Ketua DPP Pemuda Perindo, Effendi Syahputra prihatin dan menyesalkan kejadian yang merenggut nyawa seorang pendidik. Apalagi, penganiayaan itu dilakukan seorang siswa terhadap gurunya yang seharusnya menjadi panutan.

“Pemuda Perindo prihatin atas kejadian ini. Turut berduka cita atas gugurnya guru muda di Sampang,” ujar Effendi Syahputra saat dihubungi, Jumat (2/2/2018).

“Semestinya tidak seperti ini (siswa menganiaya guru), seharusnya seorang anak didik menghormati guru selayaknya orangtua sendiri,” tambah Effendi.

Effendi menuturkan kejadian memilukan bagi dunia pendidikan ini karena pola didikan orangtua yang ditanamkan kepada anak tidak terarah.

“Saya pikir kejadian ini adalah salah satu contoh bentuk ketidakberhasilan orangtua dalam mendidik anaknya,” ungkapnya.

Effendi melanjutkan orangtua yang mendidik anaknya dengan perilaku sopan santun akan mencerminkan perilaku anak di lingkungan luar rumah.

Namun sebaliknya, jika orangtua tidak mendidik anaknya tanpa aturan dan moralitas yang ditanamkan maka semua akan ditanggalkan.

“Dalam hal ini, si anak merasa tidak tertanam sikap harus menghormati guru,” ungkap Effendi.

Pemuda Perindo berpesan kepada orangtua untuk lebih memperhatikan pentingnya memberikan pendidikan dini yang komperhensif.

Bagaimana pun, menurut Effendi, pendidikan itu bukan hanya dari bangku pendidikan formal, melainkan dari lingkungan rumah maupun organisasi di luar sekolah.

“Pendidikan non-formal biasanya lebih menitiberatkan pada membangun karakter anak untuk nantinya bisa tertanam sifat saling menghormati dan menghargai, baik seumuran atau pun kepada yang lebih tua,” tandas Effendi.

Sebagaimana diketahui, insiden penganiayaan itu bermula saat guru Budi sedang memberikan materi pelajaran seni lukis di ruang kelas, siang kemarin.
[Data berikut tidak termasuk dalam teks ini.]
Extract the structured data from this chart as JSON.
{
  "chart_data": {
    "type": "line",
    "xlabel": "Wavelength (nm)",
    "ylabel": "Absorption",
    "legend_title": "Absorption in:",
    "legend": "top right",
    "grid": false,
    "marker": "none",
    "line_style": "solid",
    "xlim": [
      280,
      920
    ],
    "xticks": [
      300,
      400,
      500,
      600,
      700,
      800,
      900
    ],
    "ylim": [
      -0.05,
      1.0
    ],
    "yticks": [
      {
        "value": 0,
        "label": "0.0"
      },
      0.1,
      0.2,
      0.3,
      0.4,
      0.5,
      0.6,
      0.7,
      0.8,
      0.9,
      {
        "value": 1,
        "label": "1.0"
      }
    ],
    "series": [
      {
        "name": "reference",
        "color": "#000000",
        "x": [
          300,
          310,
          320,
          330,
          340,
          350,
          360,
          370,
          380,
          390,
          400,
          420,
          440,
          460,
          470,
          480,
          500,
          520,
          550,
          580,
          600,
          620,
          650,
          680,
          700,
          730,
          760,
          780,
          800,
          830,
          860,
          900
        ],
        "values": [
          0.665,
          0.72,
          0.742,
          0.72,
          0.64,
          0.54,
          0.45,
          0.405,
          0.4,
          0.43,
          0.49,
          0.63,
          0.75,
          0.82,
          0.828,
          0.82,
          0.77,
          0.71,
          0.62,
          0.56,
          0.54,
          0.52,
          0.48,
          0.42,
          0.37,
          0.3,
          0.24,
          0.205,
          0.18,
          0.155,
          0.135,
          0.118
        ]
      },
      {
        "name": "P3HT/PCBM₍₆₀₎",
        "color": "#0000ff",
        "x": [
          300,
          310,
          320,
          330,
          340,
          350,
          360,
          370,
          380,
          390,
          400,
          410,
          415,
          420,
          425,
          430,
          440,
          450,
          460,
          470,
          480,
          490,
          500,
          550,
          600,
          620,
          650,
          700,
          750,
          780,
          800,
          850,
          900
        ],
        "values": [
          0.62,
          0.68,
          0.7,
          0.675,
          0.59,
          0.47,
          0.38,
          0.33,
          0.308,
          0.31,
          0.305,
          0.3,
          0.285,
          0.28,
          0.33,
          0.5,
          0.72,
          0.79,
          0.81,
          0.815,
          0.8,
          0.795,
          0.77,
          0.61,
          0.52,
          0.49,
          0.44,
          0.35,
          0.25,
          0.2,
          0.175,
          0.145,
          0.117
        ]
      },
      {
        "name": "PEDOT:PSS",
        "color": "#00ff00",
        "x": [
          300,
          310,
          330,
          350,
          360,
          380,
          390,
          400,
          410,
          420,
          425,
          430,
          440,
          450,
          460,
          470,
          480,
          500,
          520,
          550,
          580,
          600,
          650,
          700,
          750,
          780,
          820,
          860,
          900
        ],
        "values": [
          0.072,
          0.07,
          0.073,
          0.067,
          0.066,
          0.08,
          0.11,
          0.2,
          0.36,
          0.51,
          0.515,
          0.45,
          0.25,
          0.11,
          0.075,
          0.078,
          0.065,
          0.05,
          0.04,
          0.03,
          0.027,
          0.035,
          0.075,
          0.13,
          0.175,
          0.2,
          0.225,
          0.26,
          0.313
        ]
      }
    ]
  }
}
Ketika sedang mengajar, siswanya berinisial MH tidak mendengarkan apa yang disampaikan Budi.

Dinilai menganggu jalannya mata pelajaran, Budi kemudian menegur dan mencoret pipi MH dengan cat tulis. Tak terima dipermalukan di depan teman-temannya, MH kemudian murka dan memukul gurunya di dalam kelas.

Bahkan, usai pulang sekolah, MH kembali melepaskan bogem mentah ke Budi, hingga kemudian sang guru dikabarkan meninggal keesokan harinya usai dirawat di rumah sakit setempat akibat penganiayaan siswanya.

VIDEO PROFILE

kutipan-web-perindo
Daftar-Online-Partai-Perindo

Latest Tweet

@PartaiPerindo

facebook fans

PERINDO

SEKRETARIAT DPP PARTAI PERINDO

Jl. Pangeran Diponegoro 29
Menteng, Jakarta Pusat 10310
Telp : +62 21 - 3192 4109
Fax : +62 21 – 3192 5485
Email: [email protected]

Copyright © 2018 Partai Persatuan Indonesia (Partai PERINDO). All rights reserved.

'+
1
'+
2 - 3
4 - 5
6 - 7
8 - 9
10 - 11
12 - 13
13 - 14
[x]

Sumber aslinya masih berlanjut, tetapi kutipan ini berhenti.